Heute Abend sollten sie bereits in der Milchstraße ankommen, und, nachdem sie ihre Ration gegessen hatte, machte sie sich wieder auf den Weg in die Zentrale.
Der Androide stand tatsächlich noch dort, wo sie ihn verlassen hatte.
Sie strahlte ihn an, ließ ein fröhliches "Guten Morgen, mein Freund!" vernehmen und schon wandte er sich um und sie folgte ihm wieder. Er sprach nicht mit ihr - vermutlich konnte er es nicht - und sie konnte nicht wortlos kommunizieren.
In der Zentrale angekommen, war alles so ruhig wie zuvor. Nach wie vor liefen auf den Hologrammen unendliche Zahlenreihen. Smith lag, wie alle anderen auch, im Ruhemodus ruhig in seiner Schale und so setzte sie sich neben ihn.

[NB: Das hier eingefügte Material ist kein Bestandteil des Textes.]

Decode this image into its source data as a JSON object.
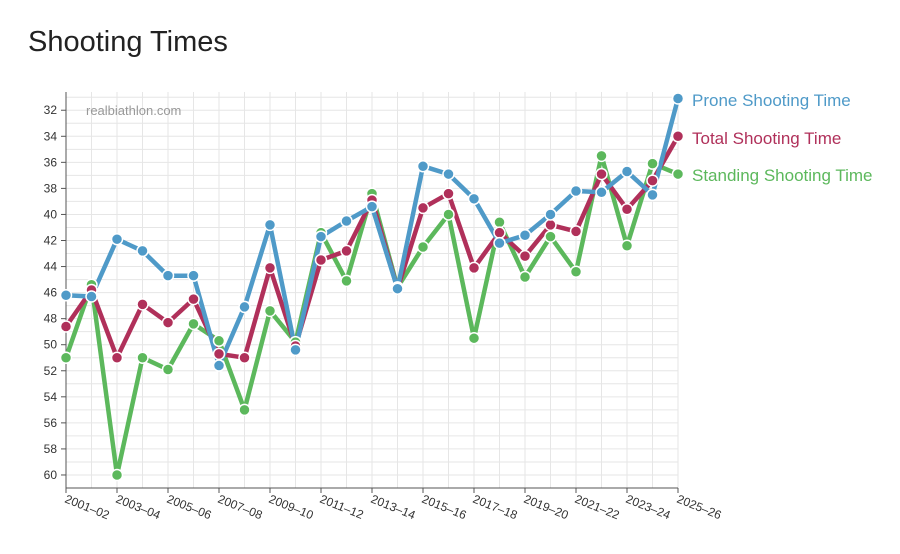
{
  "chart_data": {
    "type": "line",
    "title": "Shooting Times",
    "credit": "realbiathlon.com",
    "ylim": [
      61,
      30.6
    ],
    "y_inverted": true,
    "yticks": [
      32,
      34,
      36,
      38,
      40,
      42,
      44,
      46,
      48,
      50,
      52,
      54,
      56,
      58,
      60
    ],
    "x": [
      "2001–02",
      "2002–03",
      "2003–04",
      "2004–05",
      "2005–06",
      "2006–07",
      "2007–08",
      "2008–09",
      "2009–10",
      "2010–11",
      "2011–12",
      "2012–13",
      "2013–14",
      "2014–15",
      "2015–16",
      "2016–17",
      "2017–18",
      "2018–19",
      "2019–20",
      "2020–21",
      "2021–22",
      "2022–23",
      "2023–24",
      "2024–25",
      "2025–26"
    ],
    "xtick_labels": [
      "2001–02",
      "2003–04",
      "2005–06",
      "2007–08",
      "2009–10",
      "2011–12",
      "2013–14",
      "2015–16",
      "2017–18",
      "2019–20",
      "2021–22",
      "2023–24",
      "2025–26"
    ],
    "series": [
      {
        "name": "Standing Shooting Time",
        "color": "#5cb85c",
        "values": [
          51.0,
          45.4,
          60.0,
          51.0,
          51.9,
          48.4,
          49.7,
          55.0,
          47.4,
          49.8,
          41.4,
          45.1,
          38.4,
          45.6,
          42.5,
          40.0,
          49.5,
          40.6,
          44.8,
          41.7,
          44.4,
          35.5,
          42.4,
          36.1,
          36.9
        ]
      },
      {
        "name": "Total Shooting Time",
        "color": "#b0305a",
        "values": [
          48.6,
          45.8,
          51.0,
          46.9,
          48.3,
          46.5,
          50.7,
          51.0,
          44.1,
          50.1,
          43.5,
          42.8,
          38.9,
          45.7,
          39.5,
          38.4,
          44.1,
          41.4,
          43.2,
          40.8,
          41.3,
          36.9,
          39.6,
          37.4,
          34.0
        ]
      },
      {
        "name": "Prone Shooting Time",
        "color": "#4f9ac8",
        "values": [
          46.2,
          46.3,
          41.9,
          42.8,
          44.7,
          44.7,
          51.6,
          47.1,
          40.8,
          50.4,
          41.7,
          40.5,
          39.4,
          45.7,
          36.3,
          36.9,
          38.8,
          42.2,
          41.6,
          40.0,
          38.2,
          38.3,
          36.7,
          38.5,
          31.1
        ]
      }
    ],
    "legend": [
      {
        "name": "Prone Shooting Time",
        "color": "#4f9ac8"
      },
      {
        "name": "Total Shooting Time",
        "color": "#b0305a"
      },
      {
        "name": "Standing Shooting Time",
        "color": "#5cb85c"
      }
    ],
    "grid": true
  }
}
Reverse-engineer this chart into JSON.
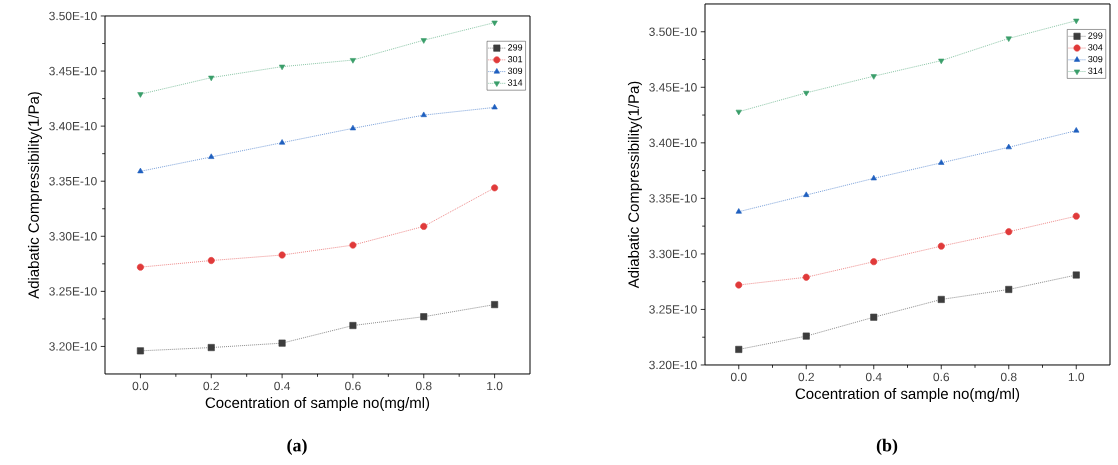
{
  "chart_data": [
    {
      "type": "line",
      "xlabel": "Cocentration of sample no(mg/ml)",
      "ylabel": "Adiabatic Compressibility(1/Pa)",
      "annotations": [
        "(a)"
      ],
      "x": [
        0.0,
        0.2,
        0.4,
        0.6,
        0.8,
        1.0
      ],
      "xlim": [
        -0.1,
        1.1
      ],
      "ylim": [
        3.175e-10,
        3.5e-10
      ],
      "xticks": [
        {
          "value": 0.0,
          "label": "0.0"
        },
        {
          "value": 0.2,
          "label": "0.2"
        },
        {
          "value": 0.4,
          "label": "0.4"
        },
        {
          "value": 0.6,
          "label": "0.6"
        },
        {
          "value": 0.8,
          "label": "0.8"
        },
        {
          "value": 1.0,
          "label": "1.0"
        }
      ],
      "yticks": [
        {
          "value": 3.2e-10,
          "label": "3.20E-10"
        },
        {
          "value": 3.25e-10,
          "label": "3.25E-10"
        },
        {
          "value": 3.3e-10,
          "label": "3.30E-10"
        },
        {
          "value": 3.35e-10,
          "label": "3.35E-10"
        },
        {
          "value": 3.4e-10,
          "label": "3.40E-10"
        },
        {
          "value": 3.45e-10,
          "label": "3.45E-10"
        },
        {
          "value": 3.5e-10,
          "label": "3.50E-10"
        }
      ],
      "legend": "top right",
      "line_style": "dotted",
      "grid": false,
      "series": [
        {
          "name": "299",
          "color": "#3d3d3d",
          "marker": "square",
          "values": [
            3.196e-10,
            3.199e-10,
            3.203e-10,
            3.219e-10,
            3.227e-10,
            3.238e-10
          ]
        },
        {
          "name": "301",
          "color": "#e03a3a",
          "marker": "circle",
          "values": [
            3.272e-10,
            3.278e-10,
            3.283e-10,
            3.292e-10,
            3.309e-10,
            3.344e-10
          ]
        },
        {
          "name": "309",
          "color": "#1f5fbf",
          "marker": "triangle",
          "values": [
            3.359e-10,
            3.372e-10,
            3.385e-10,
            3.398e-10,
            3.41e-10,
            3.417e-10
          ]
        },
        {
          "name": "314",
          "color": "#3a9e6a",
          "marker": "triangle down",
          "values": [
            3.429e-10,
            3.444e-10,
            3.454e-10,
            3.46e-10,
            3.478e-10,
            3.494e-10
          ]
        }
      ]
    },
    {
      "type": "line",
      "xlabel": "Cocentration of sample no(mg/ml)",
      "ylabel": "Adiabatic Compressibility(1/Pa)",
      "annotations": [
        "(b)"
      ],
      "x": [
        0.0,
        0.2,
        0.4,
        0.6,
        0.8,
        1.0
      ],
      "xlim": [
        -0.1,
        1.1
      ],
      "ylim": [
        3.2e-10,
        3.525e-10
      ],
      "xticks": [
        {
          "value": 0.0,
          "label": "0.0"
        },
        {
          "value": 0.2,
          "label": "0.2"
        },
        {
          "value": 0.4,
          "label": "0.4"
        },
        {
          "value": 0.6,
          "label": "0.6"
        },
        {
          "value": 0.8,
          "label": "0.8"
        },
        {
          "value": 1.0,
          "label": "1.0"
        }
      ],
      "yticks": [
        {
          "value": 3.2e-10,
          "label": "3.20E-10"
        },
        {
          "value": 3.25e-10,
          "label": "3.25E-10"
        },
        {
          "value": 3.3e-10,
          "label": "3.30E-10"
        },
        {
          "value": 3.35e-10,
          "label": "3.35E-10"
        },
        {
          "value": 3.4e-10,
          "label": "3.40E-10"
        },
        {
          "value": 3.45e-10,
          "label": "3.45E-10"
        },
        {
          "value": 3.5e-10,
          "label": "3.50E-10"
        }
      ],
      "legend": "top right",
      "line_style": "dotted",
      "grid": false,
      "series": [
        {
          "name": "299",
          "color": "#3d3d3d",
          "marker": "square",
          "values": [
            3.214e-10,
            3.226e-10,
            3.243e-10,
            3.259e-10,
            3.268e-10,
            3.281e-10
          ]
        },
        {
          "name": "304",
          "color": "#e03a3a",
          "marker": "circle",
          "values": [
            3.272e-10,
            3.279e-10,
            3.293e-10,
            3.307e-10,
            3.32e-10,
            3.334e-10
          ]
        },
        {
          "name": "309",
          "color": "#1f5fbf",
          "marker": "triangle",
          "values": [
            3.338e-10,
            3.353e-10,
            3.368e-10,
            3.382e-10,
            3.396e-10,
            3.411e-10
          ]
        },
        {
          "name": "314",
          "color": "#3a9e6a",
          "marker": "triangle down",
          "values": [
            3.428e-10,
            3.445e-10,
            3.46e-10,
            3.474e-10,
            3.494e-10,
            3.51e-10
          ]
        }
      ]
    }
  ]
}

Wieder in dieser Schale angenehm versinkend ließ sie ihre Gedanken fließen. Sie konnte davon ausgehen, dass es den Schöpfern angepasst war. Was lag näher, als sich vorzustellen, dass diese Schöpfer auch menschenähnlich waren. Und dann dieses Körperöl; sie hatten also auch Körperpflege betrieben und legten Wert auf einen angenehmen Duft; vermutlich war das Habitat für ein weibliches Wesen gedacht. Das Öl fühlte sich angenehm und energetisierend auf ihrer Haut an.
Nach einigen Stunden ging sie noch einmal zurück zur Kabine, um wenigsten einige Schritte zu laufen, noch etwas zu essen und im Raum ein paar gymnastische Übungen zu machen. Androiden hatten das alles nicht nötig, dachte sie - aber sie konnte nicht den ganzen Tag sitzen. Also kehrte sie erst zur Zentrale zurück, als es nur noch eine halbe Stunde bis zur Ankunftszeit war.
Sie legte Smith sanft die Hand auf den Arm und sah ihn erwartungsvoll an.
Eine Sekunde später war er bereits präsent.
"Ah, Miss Shan. Haben Sie gut geruht?"
"Sehr gut", erwiderte Shan guter Laune, "es war äußerst erfrischend. Wir sollten in einer halben Stunde Neptun erreichen."